I open the door as they begin to laugh and talk about my middle sister Zoe’s past. I join in, bringing up old memories of me at four putting on a red jumper pajama suit with white studs for grip on the feet, then rummaging threw my Entire dresser and putting on every pair of cloths I could find, then walking- more like waddling- out of my room in front of my mother. I craved that sound she made, that laughter that lightened up the world that was so dark, and made everything alright again. In those days, if it made my mother laugh, it didn’t matter if I was in agonizing pain that day, whatever it was I did it. We go on talking about a Halloween when my mom was pregnant with Zoe, and she was outside in the front yard; I decided to put panty-hoes over my head and burst out of the house to chase her around with my “father.”

I remember coming back inside crying in pain from the exertion, and seeing the long “ears” and odd face that the panty-hoes had given me, and began to laugh myself. I have never told her that I tried all day long to see her smile and hear her laugh, and I never told her that in those times I did make her smile or laugh, it was an agonizing experience for me, but like she taught me I put on a brave face. Those past experiences have made me a bitter person now, every smile or laugh I ease out of her or myself just reminds me of pain. Now that both happiness and pain are one I have no real joy in this world. Every day memories and regrets from the past cycle through my head like a broken record, wishing to put an end to it, but then knowing it would take the smiles, and laughs away forever.

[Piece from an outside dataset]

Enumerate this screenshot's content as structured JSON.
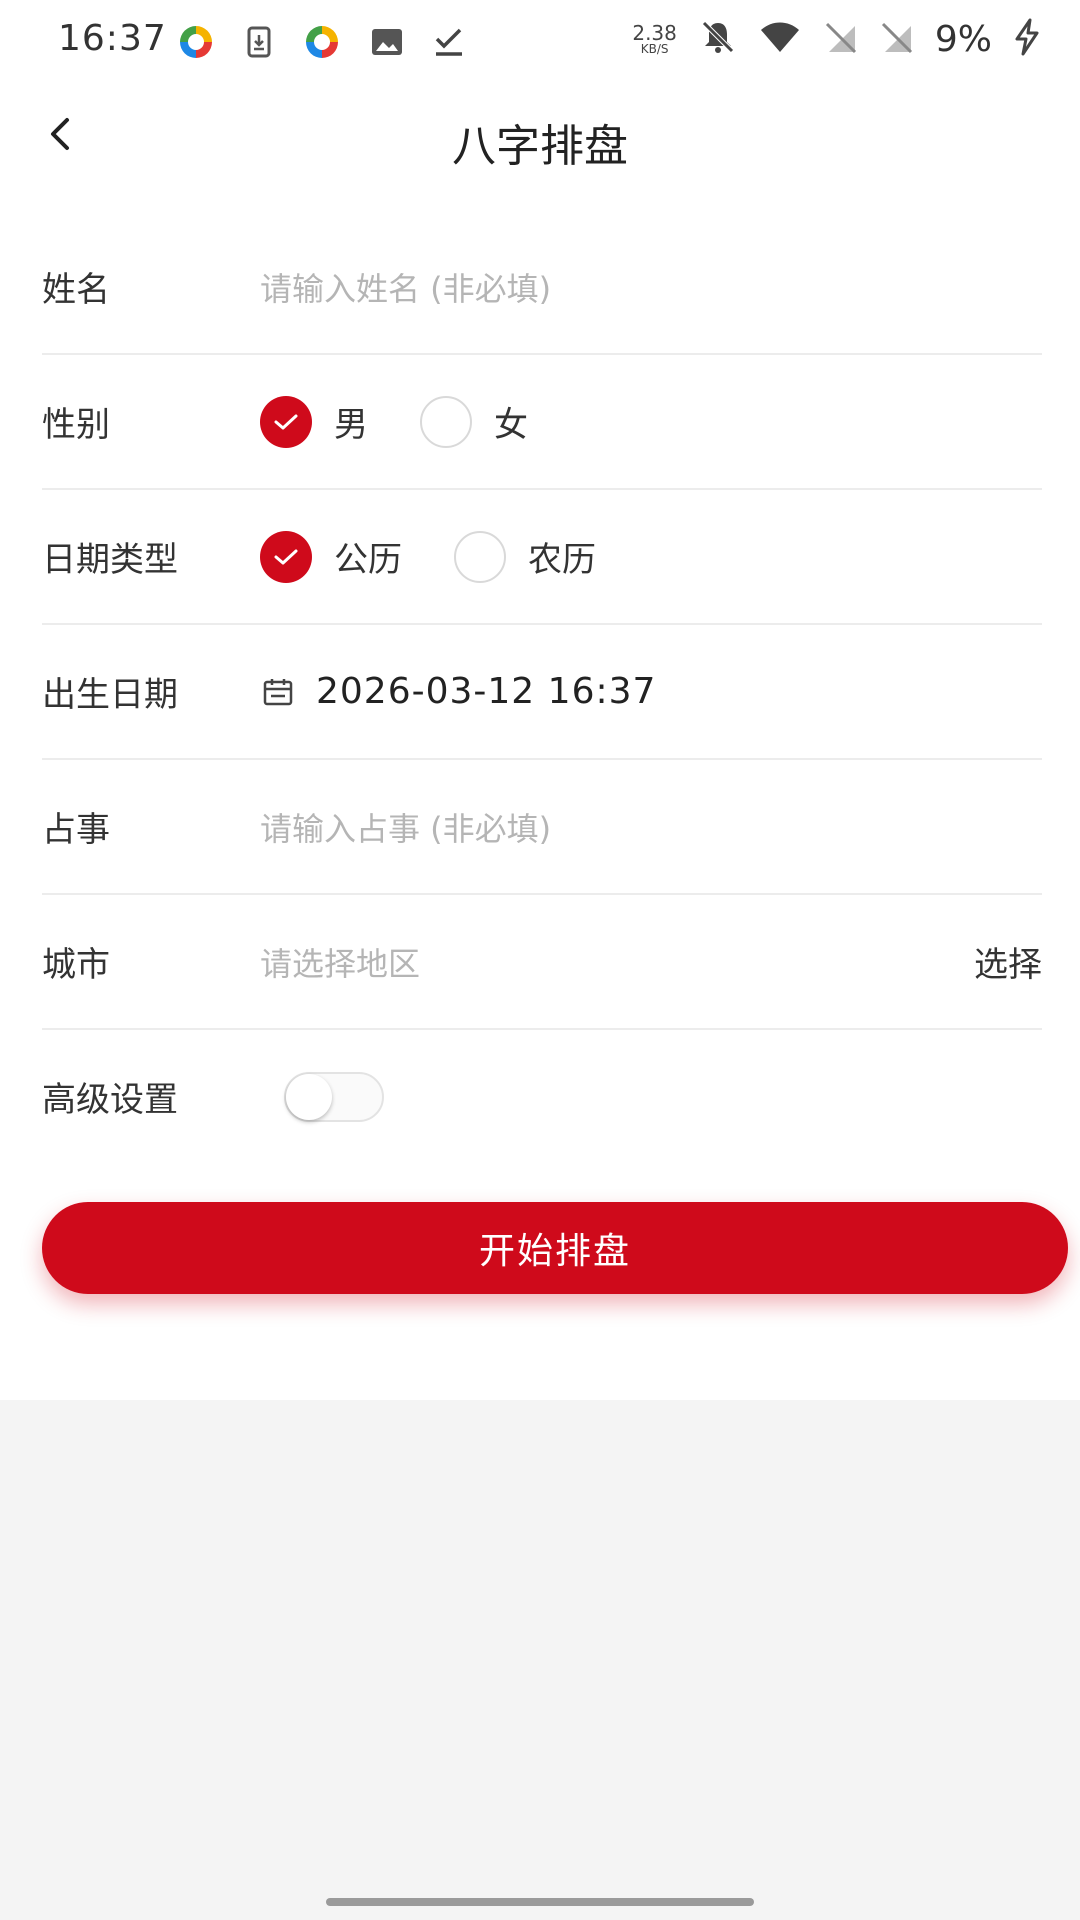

I don’t know what to do anymore, I feel like a shadow cast by a former me, and the sun is slowly rising in a cloudless sky from all directions. As I type my fingers cramp and knees cry for more morphine I just can’t take, and that still isn’t enough to squelch the mildest of the pains. I know I must keep living, a felling is pushing me on, but I do not know why and where it will lead me. I do little things these days, study for me G.E.D., which I feel will accomplish nothing, play games, and write a book, I’m calling it “Last Child.” I feel…like, like butter, scraped over to much bread, a bag, caught by the wind, or a flower that will never see the sun.